As part of its recently released analysis of 2018 cyber claims, NAS Insurance provided some examples of some real claims scenarios that the company faced last year.
The insurer’s 2019 Cyber Claims Digest painted a sometimes worrying picture of the state of cyber crime, with hackers and opportunists creating havoc in the online world. Getting educated, and studying some of the key themes from last year, is key and will help insurance agents and their clients reduce and mitigate costly claims
Here, Jeremy Barnett, senior vice president of marketing at NAS Insurance, outlines two specific claims that NAS encountered in 2018.
Ransomware claim – A six-figure ransom demand
The client is a global visual, audio and collaboration solutions company.
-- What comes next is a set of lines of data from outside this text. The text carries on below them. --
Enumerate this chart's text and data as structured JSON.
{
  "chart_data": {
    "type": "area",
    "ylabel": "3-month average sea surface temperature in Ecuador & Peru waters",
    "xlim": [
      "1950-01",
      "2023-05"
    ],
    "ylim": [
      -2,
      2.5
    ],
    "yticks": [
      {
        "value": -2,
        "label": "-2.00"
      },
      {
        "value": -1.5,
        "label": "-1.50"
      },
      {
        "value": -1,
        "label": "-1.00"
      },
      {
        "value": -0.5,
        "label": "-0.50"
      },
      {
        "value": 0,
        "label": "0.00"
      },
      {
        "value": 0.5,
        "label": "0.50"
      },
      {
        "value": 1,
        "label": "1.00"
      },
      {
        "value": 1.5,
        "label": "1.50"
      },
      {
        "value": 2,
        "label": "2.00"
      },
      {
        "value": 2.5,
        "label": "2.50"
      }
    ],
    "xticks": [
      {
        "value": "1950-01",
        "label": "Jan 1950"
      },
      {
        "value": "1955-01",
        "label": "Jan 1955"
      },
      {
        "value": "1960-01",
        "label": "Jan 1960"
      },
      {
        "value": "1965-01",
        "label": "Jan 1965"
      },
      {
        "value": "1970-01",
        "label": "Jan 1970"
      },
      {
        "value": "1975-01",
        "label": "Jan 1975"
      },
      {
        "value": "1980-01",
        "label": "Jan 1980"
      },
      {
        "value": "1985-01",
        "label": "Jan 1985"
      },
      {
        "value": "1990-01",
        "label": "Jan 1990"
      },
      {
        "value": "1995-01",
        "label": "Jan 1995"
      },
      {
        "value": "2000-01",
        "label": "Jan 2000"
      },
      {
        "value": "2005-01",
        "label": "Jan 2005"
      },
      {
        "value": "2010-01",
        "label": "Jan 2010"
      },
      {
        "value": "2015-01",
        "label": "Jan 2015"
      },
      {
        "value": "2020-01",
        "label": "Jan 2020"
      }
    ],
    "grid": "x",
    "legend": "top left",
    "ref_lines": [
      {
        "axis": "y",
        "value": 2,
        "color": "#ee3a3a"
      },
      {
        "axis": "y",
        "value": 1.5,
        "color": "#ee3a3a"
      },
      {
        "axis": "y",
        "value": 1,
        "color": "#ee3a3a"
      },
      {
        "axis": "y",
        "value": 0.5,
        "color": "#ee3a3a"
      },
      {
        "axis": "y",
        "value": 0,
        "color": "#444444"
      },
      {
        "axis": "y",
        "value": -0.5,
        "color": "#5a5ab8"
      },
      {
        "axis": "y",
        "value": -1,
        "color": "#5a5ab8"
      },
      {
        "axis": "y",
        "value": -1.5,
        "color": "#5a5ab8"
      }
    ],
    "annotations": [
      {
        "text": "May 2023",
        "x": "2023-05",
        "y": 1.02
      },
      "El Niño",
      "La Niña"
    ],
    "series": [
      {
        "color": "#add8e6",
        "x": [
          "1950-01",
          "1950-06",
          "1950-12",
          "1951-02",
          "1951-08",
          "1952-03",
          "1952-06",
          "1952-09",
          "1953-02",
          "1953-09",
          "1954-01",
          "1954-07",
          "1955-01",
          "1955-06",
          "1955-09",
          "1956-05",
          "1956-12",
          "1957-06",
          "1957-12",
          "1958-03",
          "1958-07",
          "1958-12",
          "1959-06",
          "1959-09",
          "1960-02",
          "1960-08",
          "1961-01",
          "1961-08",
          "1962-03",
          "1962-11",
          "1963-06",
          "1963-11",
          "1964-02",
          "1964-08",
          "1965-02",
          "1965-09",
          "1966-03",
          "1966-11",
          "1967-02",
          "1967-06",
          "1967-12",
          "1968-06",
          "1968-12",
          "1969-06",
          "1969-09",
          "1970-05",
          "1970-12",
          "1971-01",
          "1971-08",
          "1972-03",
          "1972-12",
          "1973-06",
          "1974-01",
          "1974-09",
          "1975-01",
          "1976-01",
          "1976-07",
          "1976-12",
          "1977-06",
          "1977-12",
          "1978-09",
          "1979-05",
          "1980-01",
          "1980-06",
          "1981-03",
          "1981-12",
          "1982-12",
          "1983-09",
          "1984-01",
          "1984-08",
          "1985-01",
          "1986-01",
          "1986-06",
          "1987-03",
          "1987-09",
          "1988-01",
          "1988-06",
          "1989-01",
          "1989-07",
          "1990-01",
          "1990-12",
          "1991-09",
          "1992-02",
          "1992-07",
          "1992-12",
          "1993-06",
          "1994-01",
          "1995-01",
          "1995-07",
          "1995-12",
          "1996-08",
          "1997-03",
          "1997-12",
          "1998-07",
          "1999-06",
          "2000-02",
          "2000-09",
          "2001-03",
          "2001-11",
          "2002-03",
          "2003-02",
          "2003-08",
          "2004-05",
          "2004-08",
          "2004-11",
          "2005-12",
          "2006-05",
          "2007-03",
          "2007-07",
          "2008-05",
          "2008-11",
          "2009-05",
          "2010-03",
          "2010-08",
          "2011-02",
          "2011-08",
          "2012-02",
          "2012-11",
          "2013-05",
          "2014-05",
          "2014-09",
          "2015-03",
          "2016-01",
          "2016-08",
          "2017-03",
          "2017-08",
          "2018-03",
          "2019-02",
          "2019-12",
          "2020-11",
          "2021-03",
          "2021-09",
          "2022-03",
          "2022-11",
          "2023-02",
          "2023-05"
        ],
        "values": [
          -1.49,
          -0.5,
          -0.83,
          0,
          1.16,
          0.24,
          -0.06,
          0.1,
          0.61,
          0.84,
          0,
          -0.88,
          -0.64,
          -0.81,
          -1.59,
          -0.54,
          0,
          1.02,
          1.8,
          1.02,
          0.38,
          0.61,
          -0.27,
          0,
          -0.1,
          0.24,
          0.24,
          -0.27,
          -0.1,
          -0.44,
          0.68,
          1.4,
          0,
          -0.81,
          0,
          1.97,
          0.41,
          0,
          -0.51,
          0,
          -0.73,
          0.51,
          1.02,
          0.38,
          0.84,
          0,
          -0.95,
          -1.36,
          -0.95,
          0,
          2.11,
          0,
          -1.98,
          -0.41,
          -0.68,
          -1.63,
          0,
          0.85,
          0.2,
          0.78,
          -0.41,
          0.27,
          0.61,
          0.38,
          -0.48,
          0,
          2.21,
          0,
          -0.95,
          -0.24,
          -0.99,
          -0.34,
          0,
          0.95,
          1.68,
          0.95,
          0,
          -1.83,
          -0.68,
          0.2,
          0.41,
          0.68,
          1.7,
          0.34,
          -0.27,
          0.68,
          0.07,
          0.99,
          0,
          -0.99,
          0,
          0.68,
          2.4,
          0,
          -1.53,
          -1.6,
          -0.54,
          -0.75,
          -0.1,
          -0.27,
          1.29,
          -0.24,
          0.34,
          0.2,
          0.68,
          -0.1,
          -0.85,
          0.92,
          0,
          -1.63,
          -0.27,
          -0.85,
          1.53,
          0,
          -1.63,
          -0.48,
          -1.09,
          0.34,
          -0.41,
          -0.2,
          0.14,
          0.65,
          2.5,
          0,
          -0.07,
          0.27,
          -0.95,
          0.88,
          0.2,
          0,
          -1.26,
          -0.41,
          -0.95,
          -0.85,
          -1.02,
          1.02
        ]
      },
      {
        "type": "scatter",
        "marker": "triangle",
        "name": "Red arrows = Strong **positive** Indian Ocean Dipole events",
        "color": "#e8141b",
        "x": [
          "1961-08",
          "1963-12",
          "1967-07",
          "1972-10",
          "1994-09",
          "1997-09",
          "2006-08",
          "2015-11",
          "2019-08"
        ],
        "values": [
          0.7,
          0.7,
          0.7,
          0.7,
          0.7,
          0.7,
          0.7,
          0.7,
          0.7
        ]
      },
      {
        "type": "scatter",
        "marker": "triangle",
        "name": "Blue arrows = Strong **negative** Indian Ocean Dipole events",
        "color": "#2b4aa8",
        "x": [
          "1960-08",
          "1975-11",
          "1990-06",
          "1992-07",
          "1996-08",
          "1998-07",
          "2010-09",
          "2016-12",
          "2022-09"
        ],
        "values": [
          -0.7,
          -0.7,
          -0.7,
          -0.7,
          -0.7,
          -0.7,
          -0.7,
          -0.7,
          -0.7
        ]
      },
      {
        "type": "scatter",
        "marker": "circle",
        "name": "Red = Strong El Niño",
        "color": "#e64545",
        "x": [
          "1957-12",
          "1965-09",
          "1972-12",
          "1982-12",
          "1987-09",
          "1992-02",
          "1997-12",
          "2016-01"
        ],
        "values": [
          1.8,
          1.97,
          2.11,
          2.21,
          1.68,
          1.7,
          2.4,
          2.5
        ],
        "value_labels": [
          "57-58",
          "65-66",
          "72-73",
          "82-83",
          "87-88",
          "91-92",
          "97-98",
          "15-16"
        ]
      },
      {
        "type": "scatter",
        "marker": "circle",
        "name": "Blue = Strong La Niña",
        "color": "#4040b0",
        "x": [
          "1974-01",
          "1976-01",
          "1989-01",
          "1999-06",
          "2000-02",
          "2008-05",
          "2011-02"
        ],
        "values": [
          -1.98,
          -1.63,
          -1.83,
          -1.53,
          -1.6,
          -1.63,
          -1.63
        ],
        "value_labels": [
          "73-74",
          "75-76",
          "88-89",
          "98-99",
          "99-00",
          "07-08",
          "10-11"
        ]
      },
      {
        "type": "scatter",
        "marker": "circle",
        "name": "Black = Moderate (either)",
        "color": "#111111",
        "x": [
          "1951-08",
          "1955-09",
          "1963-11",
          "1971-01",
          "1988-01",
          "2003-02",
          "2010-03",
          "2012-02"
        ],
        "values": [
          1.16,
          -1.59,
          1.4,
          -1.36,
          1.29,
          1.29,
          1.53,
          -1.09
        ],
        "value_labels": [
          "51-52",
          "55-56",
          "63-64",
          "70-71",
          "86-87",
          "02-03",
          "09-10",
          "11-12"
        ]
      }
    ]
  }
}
The issues began when an employee of the company opened an email that introduced the “Ryuk” ransomware virus into the insured’s computer system. Servers in the USA and Canada were confirmed to be affected with the possibility of servers in Australia, China and other countries also being affected. It is believed that up to 660 servers were affected internationally.
“NAS retained a global IT forensics firm to obtain a ransom demand, negotiate with the hackers and complete a forensic investigation,” Barnett says. “The original ransom demand was 130 bitcoins, or approximately $540,000, however, the IT forensics team was able to engage the hacker and negotiate a lower ransom of $425,000 which was covered by the Cyber Extortion insuring agreement in their NAS NetGuard Plus policy. Upon payment of the ransom, the forensics team was able to start decrypting the insured’s files.”
Cyber crime claim – Financial fraud
NAS’s insured, an investment advisory firm, received a routine email request to transfer $480,000 from someone purporting to be their client. An authorized employee at the advisory firm, presuming the request was legitimate, went ahead and processed the transfer. When the insured’s client was notified of the completed transaction, he immediately contacted the firm about the fraudulent transaction. It was determined that funds were sent to a cyber criminal.
“The insured had cybercrime limits of $1 million, subject to a $5,000 retention,” Barnett says. “The insured’s IT team conducted an investigation and confirmed that the email was a phishing email by a bad actor impersonating the insured’s client. Insurance did cover the costs of funds lost, outside of the $5,000 retention.”